What was your portfolio like before though? And why did you decide to redo it, were you not happy with the performance or is it simply because you need some safer options now?
Thank you all for the responses. They are helpful in the continued development of my investment strategy.
I decided to redo my cash account so my fiancé wouldn't have to pay my capital gains. The old portfolio consist of LMT, AEP, PFE, XOM, BAC, CHFC, DPS, UNP, ETN, LXP, AND WPG. I'm not a fan of certain stocks, like ones that sell tobacco or soda. Wife-to-be doesn't want non-union, anti-environmental, war/defense stocks. (She loves SBUX.)
Yes, my portfolio was REIT heavy. I like REITs as well as BDCs, and look at them like a bond with more upside. I believe they would serve me better in the Roth account do to tax reasons.
I do agree that my plan to structure a consistent monthly portfolio based on the dividend pay dates is not necessary the best idea for picking the best stocks.

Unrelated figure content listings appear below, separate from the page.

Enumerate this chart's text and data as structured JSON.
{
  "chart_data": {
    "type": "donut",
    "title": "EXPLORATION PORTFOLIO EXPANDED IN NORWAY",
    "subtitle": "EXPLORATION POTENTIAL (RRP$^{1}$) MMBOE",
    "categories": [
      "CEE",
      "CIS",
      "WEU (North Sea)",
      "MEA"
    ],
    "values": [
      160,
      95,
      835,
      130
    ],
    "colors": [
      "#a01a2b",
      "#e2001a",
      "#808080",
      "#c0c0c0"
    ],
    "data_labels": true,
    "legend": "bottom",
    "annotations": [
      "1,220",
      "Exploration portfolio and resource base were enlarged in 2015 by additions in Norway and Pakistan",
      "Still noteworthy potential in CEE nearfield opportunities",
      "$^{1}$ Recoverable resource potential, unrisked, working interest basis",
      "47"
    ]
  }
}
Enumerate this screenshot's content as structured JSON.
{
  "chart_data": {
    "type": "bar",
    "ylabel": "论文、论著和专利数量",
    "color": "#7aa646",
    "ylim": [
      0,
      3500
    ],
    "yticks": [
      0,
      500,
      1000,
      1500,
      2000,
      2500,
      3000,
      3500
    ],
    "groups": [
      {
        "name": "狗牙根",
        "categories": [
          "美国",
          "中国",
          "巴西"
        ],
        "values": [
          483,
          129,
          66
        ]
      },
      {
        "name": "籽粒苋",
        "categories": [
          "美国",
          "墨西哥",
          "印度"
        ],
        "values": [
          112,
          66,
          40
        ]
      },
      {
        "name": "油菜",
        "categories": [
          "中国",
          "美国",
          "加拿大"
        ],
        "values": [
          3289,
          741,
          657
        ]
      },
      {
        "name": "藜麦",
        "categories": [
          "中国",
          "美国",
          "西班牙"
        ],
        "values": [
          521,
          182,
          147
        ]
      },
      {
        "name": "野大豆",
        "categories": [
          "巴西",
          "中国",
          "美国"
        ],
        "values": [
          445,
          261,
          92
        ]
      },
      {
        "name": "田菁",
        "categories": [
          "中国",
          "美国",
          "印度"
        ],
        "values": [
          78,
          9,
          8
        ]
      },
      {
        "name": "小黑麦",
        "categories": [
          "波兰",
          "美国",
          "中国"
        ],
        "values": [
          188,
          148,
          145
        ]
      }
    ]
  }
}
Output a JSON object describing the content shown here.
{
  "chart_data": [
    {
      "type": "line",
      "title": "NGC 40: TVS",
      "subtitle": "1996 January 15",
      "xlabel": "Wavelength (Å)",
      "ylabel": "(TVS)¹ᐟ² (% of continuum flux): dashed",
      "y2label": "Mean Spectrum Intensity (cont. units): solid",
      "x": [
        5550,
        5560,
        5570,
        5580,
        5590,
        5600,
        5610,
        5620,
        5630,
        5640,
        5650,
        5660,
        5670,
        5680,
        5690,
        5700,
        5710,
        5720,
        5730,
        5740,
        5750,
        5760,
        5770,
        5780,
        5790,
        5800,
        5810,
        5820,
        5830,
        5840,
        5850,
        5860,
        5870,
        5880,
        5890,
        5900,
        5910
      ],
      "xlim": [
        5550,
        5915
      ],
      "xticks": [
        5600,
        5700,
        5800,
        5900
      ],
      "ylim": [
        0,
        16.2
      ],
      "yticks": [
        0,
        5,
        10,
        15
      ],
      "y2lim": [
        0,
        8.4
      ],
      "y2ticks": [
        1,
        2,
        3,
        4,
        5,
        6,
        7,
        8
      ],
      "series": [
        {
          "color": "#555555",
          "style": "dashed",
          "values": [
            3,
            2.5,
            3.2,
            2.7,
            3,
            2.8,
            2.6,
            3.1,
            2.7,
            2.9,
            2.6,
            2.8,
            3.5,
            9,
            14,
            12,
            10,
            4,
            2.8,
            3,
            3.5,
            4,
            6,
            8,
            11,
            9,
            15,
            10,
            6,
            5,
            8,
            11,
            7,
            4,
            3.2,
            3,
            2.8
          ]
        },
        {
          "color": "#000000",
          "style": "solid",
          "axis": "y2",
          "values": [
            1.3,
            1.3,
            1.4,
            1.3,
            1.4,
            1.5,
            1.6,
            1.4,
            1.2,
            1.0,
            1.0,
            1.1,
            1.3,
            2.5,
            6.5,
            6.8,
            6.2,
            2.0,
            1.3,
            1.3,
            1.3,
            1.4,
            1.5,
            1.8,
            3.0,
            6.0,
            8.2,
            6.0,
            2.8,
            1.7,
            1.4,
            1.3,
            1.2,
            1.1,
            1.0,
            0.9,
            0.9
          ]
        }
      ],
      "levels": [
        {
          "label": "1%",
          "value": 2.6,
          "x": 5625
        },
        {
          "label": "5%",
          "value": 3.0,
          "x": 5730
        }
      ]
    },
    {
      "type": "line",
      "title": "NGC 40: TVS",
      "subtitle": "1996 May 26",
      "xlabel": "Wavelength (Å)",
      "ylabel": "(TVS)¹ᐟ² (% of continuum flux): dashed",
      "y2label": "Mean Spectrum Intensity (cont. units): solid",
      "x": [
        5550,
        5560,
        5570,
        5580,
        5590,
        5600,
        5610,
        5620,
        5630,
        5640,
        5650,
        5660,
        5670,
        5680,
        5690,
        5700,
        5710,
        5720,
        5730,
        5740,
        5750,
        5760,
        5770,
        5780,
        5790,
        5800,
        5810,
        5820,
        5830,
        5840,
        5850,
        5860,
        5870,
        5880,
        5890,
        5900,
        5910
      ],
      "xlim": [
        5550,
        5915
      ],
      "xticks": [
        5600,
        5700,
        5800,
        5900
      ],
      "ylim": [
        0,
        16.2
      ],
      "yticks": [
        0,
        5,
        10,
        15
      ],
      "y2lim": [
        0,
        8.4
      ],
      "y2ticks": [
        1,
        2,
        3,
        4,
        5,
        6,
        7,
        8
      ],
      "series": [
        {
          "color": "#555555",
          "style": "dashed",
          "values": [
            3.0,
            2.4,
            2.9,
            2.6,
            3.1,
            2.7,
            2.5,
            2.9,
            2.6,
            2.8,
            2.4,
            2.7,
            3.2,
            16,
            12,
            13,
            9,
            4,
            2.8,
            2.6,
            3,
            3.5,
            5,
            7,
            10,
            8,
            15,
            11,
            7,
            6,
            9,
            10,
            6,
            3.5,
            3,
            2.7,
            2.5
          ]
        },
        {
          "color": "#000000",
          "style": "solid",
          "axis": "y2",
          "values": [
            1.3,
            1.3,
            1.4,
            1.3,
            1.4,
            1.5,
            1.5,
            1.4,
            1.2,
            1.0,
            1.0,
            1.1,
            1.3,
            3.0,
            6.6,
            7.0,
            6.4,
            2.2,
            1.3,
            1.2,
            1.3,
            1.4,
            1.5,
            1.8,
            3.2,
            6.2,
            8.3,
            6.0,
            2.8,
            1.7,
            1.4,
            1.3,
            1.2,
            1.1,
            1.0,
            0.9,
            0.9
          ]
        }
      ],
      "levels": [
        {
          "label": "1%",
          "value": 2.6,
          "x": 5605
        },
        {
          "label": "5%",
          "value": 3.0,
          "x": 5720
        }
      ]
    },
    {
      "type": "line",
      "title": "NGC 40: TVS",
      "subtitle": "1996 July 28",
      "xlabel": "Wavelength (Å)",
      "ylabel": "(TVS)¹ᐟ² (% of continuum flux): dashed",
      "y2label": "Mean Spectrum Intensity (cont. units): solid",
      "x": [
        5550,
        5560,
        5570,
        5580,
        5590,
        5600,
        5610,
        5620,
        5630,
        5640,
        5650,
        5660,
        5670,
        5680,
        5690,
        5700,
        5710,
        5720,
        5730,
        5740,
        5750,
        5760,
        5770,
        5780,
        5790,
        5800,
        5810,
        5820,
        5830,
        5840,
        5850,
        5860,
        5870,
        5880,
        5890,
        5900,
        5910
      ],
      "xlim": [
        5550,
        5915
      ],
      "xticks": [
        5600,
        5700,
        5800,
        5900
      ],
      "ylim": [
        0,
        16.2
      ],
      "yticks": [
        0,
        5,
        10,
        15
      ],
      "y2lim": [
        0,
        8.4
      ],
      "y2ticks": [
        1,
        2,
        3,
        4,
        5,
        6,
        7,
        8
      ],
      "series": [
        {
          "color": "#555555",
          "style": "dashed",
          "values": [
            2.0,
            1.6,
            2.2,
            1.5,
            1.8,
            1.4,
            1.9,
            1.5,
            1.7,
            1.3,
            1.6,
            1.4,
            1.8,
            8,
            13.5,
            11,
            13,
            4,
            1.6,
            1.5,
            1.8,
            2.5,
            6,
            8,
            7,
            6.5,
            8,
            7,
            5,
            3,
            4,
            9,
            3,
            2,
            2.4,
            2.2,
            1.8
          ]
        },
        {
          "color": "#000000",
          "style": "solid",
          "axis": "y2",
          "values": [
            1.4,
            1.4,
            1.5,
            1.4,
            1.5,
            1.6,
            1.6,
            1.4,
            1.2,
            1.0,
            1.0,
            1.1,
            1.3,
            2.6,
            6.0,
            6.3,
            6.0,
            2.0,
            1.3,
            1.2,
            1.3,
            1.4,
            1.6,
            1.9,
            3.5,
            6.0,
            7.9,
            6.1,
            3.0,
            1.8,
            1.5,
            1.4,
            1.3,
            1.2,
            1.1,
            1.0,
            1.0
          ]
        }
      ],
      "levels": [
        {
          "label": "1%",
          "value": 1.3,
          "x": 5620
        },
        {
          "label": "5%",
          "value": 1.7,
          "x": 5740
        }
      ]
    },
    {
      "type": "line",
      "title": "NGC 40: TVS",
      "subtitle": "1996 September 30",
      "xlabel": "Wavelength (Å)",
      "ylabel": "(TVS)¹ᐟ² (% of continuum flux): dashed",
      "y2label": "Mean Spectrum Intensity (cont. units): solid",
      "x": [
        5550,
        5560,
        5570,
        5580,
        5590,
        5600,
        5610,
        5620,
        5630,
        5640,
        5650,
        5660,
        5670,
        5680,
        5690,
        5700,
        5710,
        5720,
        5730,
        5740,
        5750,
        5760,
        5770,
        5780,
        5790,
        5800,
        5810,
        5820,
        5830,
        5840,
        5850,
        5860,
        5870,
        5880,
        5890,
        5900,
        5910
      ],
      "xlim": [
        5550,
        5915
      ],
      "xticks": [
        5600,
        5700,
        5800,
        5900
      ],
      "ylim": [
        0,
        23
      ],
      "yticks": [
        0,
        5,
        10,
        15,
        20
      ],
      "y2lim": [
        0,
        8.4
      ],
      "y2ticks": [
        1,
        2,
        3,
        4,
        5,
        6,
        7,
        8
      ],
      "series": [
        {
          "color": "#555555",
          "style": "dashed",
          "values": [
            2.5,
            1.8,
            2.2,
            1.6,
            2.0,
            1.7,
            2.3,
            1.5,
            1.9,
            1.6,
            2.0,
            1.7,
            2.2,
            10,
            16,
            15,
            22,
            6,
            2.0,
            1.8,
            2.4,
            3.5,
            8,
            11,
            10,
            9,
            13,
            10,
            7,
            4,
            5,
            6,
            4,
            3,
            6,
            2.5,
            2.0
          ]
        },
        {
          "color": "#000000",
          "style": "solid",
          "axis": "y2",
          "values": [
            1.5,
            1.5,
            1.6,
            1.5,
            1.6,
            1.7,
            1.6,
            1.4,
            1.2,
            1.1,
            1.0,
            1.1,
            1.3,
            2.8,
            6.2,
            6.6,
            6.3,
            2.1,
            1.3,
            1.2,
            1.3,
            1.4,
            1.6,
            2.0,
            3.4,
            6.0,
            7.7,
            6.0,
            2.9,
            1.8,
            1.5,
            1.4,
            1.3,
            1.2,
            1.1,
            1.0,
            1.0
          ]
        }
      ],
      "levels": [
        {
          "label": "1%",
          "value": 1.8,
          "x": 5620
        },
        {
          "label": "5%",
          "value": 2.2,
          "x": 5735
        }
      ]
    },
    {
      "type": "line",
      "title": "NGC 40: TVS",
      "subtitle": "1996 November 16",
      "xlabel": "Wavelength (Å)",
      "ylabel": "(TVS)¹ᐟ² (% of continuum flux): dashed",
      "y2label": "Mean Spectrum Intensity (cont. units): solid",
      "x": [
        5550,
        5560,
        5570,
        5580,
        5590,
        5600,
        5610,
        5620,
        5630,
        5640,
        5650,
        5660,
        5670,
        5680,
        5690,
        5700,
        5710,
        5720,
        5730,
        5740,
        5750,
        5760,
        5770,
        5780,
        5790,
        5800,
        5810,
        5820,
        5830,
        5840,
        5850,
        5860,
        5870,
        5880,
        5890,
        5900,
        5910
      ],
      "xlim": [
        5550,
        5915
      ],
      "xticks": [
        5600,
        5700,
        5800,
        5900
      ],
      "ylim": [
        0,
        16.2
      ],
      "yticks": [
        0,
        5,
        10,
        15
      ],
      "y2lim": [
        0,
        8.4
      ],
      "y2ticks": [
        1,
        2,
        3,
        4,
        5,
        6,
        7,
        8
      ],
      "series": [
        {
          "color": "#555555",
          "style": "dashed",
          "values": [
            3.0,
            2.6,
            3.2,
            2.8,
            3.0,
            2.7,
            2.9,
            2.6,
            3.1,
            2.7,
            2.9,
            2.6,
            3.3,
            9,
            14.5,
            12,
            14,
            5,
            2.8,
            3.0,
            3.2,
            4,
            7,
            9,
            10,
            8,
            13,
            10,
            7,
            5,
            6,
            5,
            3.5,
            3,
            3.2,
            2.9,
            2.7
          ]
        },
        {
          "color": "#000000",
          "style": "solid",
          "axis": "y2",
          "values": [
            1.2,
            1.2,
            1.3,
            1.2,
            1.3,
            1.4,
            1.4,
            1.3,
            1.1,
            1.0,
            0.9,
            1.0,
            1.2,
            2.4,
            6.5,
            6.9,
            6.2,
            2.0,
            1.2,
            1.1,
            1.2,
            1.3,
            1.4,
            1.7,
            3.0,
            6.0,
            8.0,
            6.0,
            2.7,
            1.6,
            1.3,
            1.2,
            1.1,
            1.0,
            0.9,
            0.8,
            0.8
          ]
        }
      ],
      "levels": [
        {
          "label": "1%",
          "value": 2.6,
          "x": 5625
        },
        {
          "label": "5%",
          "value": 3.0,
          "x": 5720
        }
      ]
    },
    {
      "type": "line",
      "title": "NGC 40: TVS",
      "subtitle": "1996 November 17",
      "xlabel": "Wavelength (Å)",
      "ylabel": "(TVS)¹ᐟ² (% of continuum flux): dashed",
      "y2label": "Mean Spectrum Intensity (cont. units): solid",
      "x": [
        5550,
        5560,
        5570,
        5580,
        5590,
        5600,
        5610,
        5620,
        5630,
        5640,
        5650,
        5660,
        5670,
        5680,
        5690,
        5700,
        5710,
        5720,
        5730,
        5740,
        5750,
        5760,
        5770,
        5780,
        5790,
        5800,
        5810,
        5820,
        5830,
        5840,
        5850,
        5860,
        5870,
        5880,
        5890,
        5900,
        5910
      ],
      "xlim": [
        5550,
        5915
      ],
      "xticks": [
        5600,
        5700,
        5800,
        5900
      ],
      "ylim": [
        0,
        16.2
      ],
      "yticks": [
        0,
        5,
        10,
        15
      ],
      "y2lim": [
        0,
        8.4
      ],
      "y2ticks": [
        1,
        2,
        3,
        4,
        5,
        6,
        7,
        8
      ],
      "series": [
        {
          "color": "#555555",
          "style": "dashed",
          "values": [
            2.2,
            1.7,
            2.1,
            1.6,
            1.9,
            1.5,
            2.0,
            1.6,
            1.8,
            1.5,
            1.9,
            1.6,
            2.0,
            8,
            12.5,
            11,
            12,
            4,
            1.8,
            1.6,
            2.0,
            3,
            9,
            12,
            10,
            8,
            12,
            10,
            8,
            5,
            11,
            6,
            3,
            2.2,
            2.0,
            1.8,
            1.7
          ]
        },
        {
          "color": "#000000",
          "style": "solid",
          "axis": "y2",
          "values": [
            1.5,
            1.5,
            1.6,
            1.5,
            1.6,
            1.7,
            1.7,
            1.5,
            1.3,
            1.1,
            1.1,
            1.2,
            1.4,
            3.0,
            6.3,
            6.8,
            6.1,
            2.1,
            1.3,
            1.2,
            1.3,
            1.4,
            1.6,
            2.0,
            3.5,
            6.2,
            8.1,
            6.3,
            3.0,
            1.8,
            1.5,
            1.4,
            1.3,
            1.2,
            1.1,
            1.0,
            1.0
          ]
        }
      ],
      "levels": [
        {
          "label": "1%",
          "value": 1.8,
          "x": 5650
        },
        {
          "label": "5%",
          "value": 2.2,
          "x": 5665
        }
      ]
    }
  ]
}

So with all this in mind, I made changes to the cash account. Wanted to find qualified dividend paying stocks in different sectors with focus on dividend growth over yield.

D, EIX, MMM, ITW, DAL, GLW, AAPL, CSCO, TXN, CE, PRU, BEN, LM, HRL, CVS, HD, SBUX, VLO, AMGN, ABBV.

I crunched numbers; used chowder rule; think these stocks could double their dividend in 5 years.